In the instant before I succumbed altogether, I imagined I was sitting with Aaliyah on her bed. She smiled and opened her arms. I fell into them gratefully.
The action was all at the docking berths. Most the others had already donned their Sokol suits and were reading through the last of the checks.
I found the empty cul-de-sac of the Rassvet storage module and flung myself in it, quivering with rage. I wanted to beat the walls with my fists. If I tried hard enough, I could probably batter my way right through the shell of this pathetic bolted-together junkyard. Then I would howl my anger to space as I hurled shards of snapped-off solar panel at Earth below.

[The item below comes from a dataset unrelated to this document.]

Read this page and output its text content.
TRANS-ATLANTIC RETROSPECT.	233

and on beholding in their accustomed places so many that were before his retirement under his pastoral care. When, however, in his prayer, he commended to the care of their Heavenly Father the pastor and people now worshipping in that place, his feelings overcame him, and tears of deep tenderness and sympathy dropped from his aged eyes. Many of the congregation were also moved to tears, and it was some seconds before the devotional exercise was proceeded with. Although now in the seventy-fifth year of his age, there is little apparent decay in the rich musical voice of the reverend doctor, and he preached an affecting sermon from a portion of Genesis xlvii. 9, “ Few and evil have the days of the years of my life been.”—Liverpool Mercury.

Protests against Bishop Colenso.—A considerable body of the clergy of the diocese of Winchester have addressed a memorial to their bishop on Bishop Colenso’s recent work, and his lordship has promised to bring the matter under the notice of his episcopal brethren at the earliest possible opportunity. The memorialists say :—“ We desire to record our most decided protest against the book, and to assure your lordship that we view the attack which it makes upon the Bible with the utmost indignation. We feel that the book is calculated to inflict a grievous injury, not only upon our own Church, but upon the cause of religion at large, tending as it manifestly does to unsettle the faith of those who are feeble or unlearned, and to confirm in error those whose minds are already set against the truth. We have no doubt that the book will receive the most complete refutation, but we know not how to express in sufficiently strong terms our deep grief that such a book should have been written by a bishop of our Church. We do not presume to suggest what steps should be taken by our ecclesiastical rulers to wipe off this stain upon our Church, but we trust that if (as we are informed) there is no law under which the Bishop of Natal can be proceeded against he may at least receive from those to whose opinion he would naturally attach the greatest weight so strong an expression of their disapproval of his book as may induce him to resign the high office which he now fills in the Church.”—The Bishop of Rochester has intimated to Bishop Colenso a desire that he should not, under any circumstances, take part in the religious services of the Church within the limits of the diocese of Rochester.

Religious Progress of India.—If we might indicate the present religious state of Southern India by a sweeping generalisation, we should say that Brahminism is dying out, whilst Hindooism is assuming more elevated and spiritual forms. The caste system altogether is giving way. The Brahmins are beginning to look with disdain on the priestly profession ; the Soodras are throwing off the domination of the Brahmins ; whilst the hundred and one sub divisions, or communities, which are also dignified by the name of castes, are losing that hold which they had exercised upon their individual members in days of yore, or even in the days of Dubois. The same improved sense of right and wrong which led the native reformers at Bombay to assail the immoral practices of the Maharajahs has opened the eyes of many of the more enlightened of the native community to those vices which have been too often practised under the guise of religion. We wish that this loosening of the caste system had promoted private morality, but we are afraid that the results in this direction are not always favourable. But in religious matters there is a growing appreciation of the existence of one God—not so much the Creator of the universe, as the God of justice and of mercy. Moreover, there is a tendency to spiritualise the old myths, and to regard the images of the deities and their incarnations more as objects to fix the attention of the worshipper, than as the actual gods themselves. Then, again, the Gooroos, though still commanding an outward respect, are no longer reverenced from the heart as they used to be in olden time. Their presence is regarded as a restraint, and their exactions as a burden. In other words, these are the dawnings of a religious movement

Yes, I was still looking for revenge. I’d always assumed I could blame Portland because it was easy to blame him. I couldn’t both love Joanne and hate her at the same time. Therefore it had to be Portland’s fault.
But Portland was dead and it hadn’t changed my feelings at all. I didn’t feel the slightest closure, and even the satisfaction that he’d blundered into his own machine had dissipated.
I had to face the facts that it really was Joanne I blamed, all along.
Rape her? I had no interest in raping her. But I could imagine myself bludgeoning her repeatedly with some heavy object, all the while sobbing about how much she meant to me.
Wasn’t that, after all, the true human conception of love?
I wanted to rend these walls apart. I wanted to scream. I wanted the universe to die around me in prolonged and hideous agony. I had, I thought, spirited the supertessera lattice out of my own hatred, summoned it from the demonic layer beneath baryonic matter by infusing the discord with my own vibrations, the disgusting mental vibrations deep in my black-hearted psyche.
I had spirited this evil on our universe.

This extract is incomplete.